A state asset is the first choice. A fixed wing, if available. If not, a helicopter from wherever. Good God -- how did we ever let our children be subject to this flippancy? We never knew. We thought all would be okay. Arrangements would be in place. Now we know.
The Air Corps Gulfstream 4 jet, better known as the government jet, is used for "presidential, ministerial, VIP and military transport". But what about transport for sick children trying to get to Kings College Hospital in London for liver transplant? Should that not rate up there among its "intended uses"?
The Air Corps is not to blame in this. It made its asset available that night. It would have gotten us there in time. It has completed these types of missions before.
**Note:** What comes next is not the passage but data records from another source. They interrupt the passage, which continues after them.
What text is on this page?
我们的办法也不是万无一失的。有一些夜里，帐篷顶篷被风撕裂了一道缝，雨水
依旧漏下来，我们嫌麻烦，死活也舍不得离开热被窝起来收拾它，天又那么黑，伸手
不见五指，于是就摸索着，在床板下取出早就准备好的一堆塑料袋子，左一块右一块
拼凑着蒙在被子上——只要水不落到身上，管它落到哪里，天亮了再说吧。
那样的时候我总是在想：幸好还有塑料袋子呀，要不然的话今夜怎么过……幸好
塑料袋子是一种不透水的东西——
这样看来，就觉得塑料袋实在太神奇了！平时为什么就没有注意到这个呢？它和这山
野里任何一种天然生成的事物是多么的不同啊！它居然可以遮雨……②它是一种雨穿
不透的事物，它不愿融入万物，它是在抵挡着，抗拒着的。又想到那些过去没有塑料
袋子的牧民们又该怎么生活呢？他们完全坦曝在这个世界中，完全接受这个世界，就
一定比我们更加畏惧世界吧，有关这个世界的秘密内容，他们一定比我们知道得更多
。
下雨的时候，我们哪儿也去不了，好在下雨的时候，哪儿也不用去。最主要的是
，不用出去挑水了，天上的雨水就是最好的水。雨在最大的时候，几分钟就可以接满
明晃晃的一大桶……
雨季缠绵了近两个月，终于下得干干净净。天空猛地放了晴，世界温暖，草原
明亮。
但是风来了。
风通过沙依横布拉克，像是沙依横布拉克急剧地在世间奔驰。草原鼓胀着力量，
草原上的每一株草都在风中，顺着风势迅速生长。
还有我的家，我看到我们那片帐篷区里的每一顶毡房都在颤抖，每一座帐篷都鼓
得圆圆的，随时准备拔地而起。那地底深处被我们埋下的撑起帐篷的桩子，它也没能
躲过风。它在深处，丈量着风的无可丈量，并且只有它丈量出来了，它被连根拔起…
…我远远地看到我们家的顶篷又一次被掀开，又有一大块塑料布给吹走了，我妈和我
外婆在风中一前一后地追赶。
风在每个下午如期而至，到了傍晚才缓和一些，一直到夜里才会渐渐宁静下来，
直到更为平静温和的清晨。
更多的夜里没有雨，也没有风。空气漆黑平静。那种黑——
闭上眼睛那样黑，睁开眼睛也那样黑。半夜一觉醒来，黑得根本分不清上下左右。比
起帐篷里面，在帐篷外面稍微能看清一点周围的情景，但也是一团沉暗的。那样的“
We contacted a private air ambulance company in Dublin after July 2 to formulate a Plan B if we got another call from London. It was ironic to learn that Health Minister James Reilly launched this same company in March of this year as Ireland's first commercial air ambulance service, saying: "As an island nation, the importance of this facility cannot be overstated."
Our Lady's Hospital in Crumlin, Dublin, has since contracted this company, also for air ambulance transport, at least until the end of August at this point.
I could go on. The findings of the report are pretty damning. None of the agencies understood or managed the risks in the model of care. No agency or person was accountable for co-ordination or accountability. There was no plan B -- ever.
The process map of events highlights 21 critical factors on the night of July 2. It was an accident waiting to happen. Blame cannot be attributed to nursing administration in Crumlin. They followed bureaucratic protocol -- use the state asset where available.
The recommendations outlined in the report, if implemented, will provide a transport service that will be second to none.
We cannot compliment the inquiry team enough for all they have done, their professionalism, empathy, and -- most importantly -- their findings and recommendations. Every family of every transplant patient in Ireland will acknowledge this and follow the implementation process with great interest.
And finally, to the agencies involved. You did your best on the night. The 76 inter-agency phone calls highlight that. There was no proper protocol in place -- bureaucratic malfunction yet again.
We hope that the recommendations will be put in place. Our children deserve this. We must protect them.
In the meantime, Meadhbh goes into her second year on the waiting list. Her condition remains unchanged. She has her good days and bad days.
This week, there were some bad days. She is in pain. She is still on the high priority list.
Another winter looms. Infections and winter flu viruses prepare. We hope she gets her transplant soon.